Tips for creating a virtual theatre audition

by Professor of Theatre Susan Coromel,

  • student filming

Auditions for theatre programs this year may require a little extra work, but it’s easy to create a strong audition. 

Colleges and universities, including Willamette, usually offer scholarships for serious theatre students. Eligibility sometimes requires auditions for their theatre program, and for now they’ll likely be online.  

Consider these guidelines when filming your video: 

Use what you have. All you need is a smartphone, a couple of standing lamps positioned on either side of your phone’s camera and a neutral background. Don’t worry about having perfect furniture or the best phone for filming — auditors don’t expect you to have picturesque living spaces and only care about your talent. 

A tripod for your phone can make filming easier, but propping it against something works just as well. But be sure no one — including pets — can be caught walking through your frame while filming. The focus of the audition should be on you alone. 

Focus on technique. Camera technique allows for a kind of intimacy that in-person auditions do not, such as playing a character with more subtlety. Rather than looking directly into the camera, place a silent partner to one side. If you’re speaking to more than one person in the scene, place other characters accordingly so the auditors understand who you are talking to and when. 

Choose material that excites you. Your nervousness will decrease when you have a monologue that you can connect with and enjoy performing. 

Dramatic literature is a good choice and be sure to read the whole play. Also, watch the time — if the institution requires a 2-minute audition, plan for one that lasts 1 minute and 40 seconds. 

Devote time to the piece. Study the monologue's meaning and understand the beginning/middle/end of the piece. Determine who you are talking to and explore your character's objective. Find active verbs to articulate your actions.

Flaunt your range. Most schools want to see your range in an audition and how you tackle at least one play with heightened language. Monologues from Shakespeare or classic Greek plays can be strong choices for heightened language. Be sure the two pieces contrast each other, whether in theme, character energy or genre.

Think through the beginning, middle and end. Once you have rehearsed your monologues and are ready to film, create a "transition" between the two pieces. A transition helps you "transform" from one character into the next. Move a chair, take off, or put on a jacket — anything to help you transform. But remember: keep it simple and specific. 

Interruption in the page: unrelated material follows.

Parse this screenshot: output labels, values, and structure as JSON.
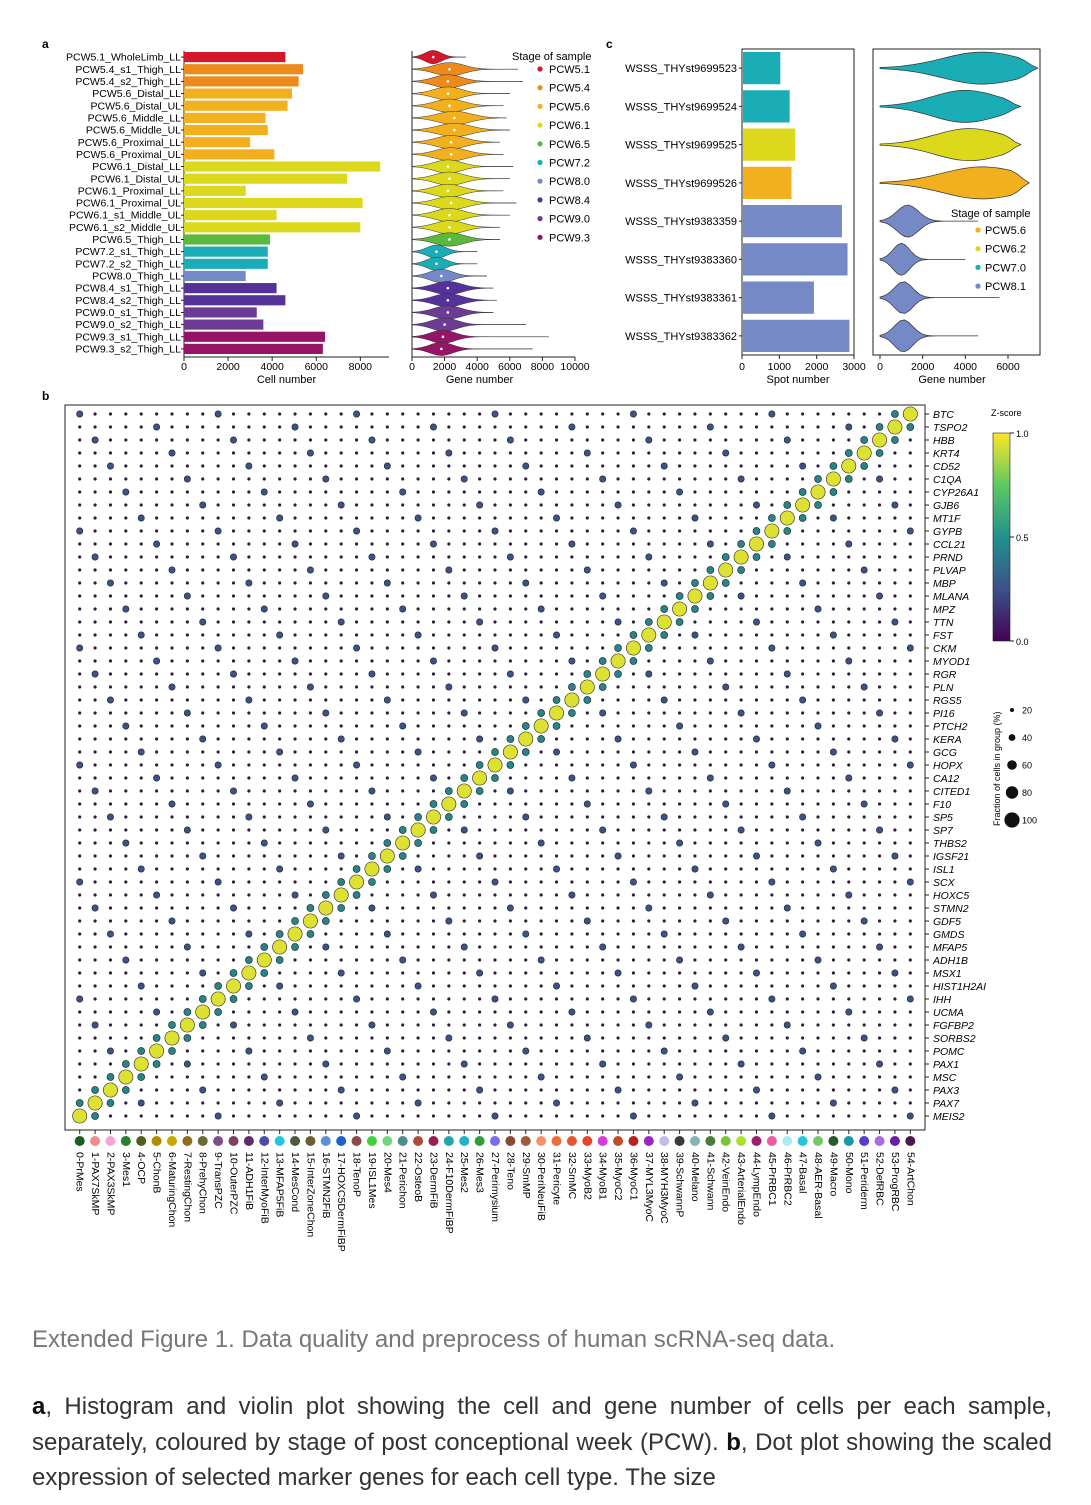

Finally, work on your introduction and the last moment. Rehearse the introduction as much as you rehearse your monologues. An example: At the beginning of your audition, introduce both of your pieces according to the following script: “Hello my name is______, and I will be doing monologues from Lauren Gunderson's ‘I and YOU’ and Shakespeare's ‘As You Like It.’” 

The end of your audition is equally important as your introduction. When you say the last line, stay “in the moment” for at least three seconds more before breaking character and shutting off your camera. Edit the video later and cut to the end of the scene. This allows auditors to linger last on your acting abilities — and not your hand turning off the camera.